L’Afrique ou le dernier continent colonial

Parmi les points importants auxquels il est fait régulièrement allusion pour caractériser le manque d’efficience de l’activité du secteur privé chez nous, il y a la difficulté de recouvrer le paiement dû pour une marchandise vendue ou un service rendu. Même que, dans de nombreux cas, des opérateurs hideux en ont fait un fonds de commerce. Ils sont encouragés en cela par la lenteur judiciaire et/ou son inefficacité qui rebute les créanciers à demander leur avoir par voie de justice et parfois abandonnent même de réclamer.

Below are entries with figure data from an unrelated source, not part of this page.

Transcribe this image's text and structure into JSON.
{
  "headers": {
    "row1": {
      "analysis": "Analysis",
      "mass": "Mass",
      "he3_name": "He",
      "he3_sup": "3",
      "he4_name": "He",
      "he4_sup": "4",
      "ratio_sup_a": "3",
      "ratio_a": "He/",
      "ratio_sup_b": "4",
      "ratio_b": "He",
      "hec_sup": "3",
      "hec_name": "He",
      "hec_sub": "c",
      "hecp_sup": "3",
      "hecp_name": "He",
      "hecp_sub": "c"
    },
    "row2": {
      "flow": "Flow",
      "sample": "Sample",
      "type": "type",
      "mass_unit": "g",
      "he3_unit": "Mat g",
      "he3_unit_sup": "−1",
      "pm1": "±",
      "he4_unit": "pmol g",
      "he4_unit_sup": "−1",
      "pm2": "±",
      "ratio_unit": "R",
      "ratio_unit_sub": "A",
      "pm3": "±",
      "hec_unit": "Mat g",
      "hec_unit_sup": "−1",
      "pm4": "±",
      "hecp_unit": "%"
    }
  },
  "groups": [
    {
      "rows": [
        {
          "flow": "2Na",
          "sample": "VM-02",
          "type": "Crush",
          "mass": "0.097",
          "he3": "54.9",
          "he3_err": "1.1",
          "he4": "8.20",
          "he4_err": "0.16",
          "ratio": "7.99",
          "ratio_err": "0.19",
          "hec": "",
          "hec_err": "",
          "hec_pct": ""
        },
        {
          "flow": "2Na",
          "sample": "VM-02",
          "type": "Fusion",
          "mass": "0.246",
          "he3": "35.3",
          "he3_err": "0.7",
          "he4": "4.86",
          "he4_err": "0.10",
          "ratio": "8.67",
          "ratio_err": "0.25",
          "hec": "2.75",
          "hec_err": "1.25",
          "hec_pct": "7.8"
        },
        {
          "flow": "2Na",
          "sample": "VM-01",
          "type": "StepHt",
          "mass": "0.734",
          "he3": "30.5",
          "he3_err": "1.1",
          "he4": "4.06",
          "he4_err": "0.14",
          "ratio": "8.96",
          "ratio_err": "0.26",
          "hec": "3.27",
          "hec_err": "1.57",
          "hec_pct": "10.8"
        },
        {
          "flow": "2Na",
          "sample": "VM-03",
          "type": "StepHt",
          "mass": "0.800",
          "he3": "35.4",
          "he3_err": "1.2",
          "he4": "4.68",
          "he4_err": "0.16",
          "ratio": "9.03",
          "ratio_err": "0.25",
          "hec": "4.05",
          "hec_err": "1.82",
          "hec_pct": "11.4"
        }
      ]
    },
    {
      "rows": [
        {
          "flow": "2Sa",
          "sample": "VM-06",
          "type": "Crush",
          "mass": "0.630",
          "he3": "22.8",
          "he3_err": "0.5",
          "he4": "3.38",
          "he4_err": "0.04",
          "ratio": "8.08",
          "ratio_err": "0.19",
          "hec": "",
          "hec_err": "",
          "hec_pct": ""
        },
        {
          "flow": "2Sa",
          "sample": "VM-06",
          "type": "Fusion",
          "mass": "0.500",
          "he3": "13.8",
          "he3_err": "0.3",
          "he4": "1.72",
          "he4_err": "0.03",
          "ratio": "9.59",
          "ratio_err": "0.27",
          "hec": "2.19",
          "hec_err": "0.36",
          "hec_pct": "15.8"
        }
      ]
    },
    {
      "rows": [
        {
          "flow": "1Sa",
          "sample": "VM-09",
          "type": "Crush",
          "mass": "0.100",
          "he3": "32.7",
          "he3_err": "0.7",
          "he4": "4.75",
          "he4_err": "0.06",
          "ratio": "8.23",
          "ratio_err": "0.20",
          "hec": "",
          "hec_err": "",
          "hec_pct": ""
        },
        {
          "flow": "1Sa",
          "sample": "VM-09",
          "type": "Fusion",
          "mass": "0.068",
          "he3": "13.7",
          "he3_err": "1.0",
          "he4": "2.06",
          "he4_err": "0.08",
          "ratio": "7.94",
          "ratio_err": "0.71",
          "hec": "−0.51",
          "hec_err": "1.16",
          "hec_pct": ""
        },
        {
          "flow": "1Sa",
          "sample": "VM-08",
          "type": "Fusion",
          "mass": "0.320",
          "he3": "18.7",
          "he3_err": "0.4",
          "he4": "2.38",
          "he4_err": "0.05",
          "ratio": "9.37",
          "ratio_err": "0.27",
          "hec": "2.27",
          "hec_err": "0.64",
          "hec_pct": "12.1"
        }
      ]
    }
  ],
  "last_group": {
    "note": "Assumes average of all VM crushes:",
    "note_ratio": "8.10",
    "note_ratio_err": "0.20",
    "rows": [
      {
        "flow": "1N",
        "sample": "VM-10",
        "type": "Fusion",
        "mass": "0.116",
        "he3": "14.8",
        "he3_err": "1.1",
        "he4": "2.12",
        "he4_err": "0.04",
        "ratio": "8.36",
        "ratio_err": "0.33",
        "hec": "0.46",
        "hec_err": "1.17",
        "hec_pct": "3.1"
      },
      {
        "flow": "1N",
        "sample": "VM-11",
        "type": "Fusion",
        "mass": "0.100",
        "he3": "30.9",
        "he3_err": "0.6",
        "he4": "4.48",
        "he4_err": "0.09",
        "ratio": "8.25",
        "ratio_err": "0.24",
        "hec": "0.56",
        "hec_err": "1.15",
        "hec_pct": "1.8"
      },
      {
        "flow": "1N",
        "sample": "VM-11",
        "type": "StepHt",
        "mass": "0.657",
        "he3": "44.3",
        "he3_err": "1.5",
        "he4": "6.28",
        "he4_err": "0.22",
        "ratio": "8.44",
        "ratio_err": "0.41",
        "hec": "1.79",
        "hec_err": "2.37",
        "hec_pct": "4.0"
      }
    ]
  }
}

Il y a, peu ou prou, des difficultés comparables au niveau du commerce international pour nos pays africains. En fait, s’agissant des produits alimentaires, l’OMC, l’instance internationale de régulation, se réfère bien au Codex Alimentarius pour son rôle d’arbitrage des litiges, principe sur lequel tout le monde est d’accord. Mais, le processus est lourd, très onéreux et extrêmement lent ce qui contrevient à la dynamique d’un commerce profitable. De plus, les experts qui peuvent instruire ce genre de dossiers sont dans l’hémisphère nord ainsi que les « instances habilitées à les reconnaître ». On comprend alors que, malgré les nombreux cas d’injustices commerciales flagrantes, et documentées, de pays de l’UE envers des pays africains, aucun de nos Etats n’ose porter un litige devant l’OMC.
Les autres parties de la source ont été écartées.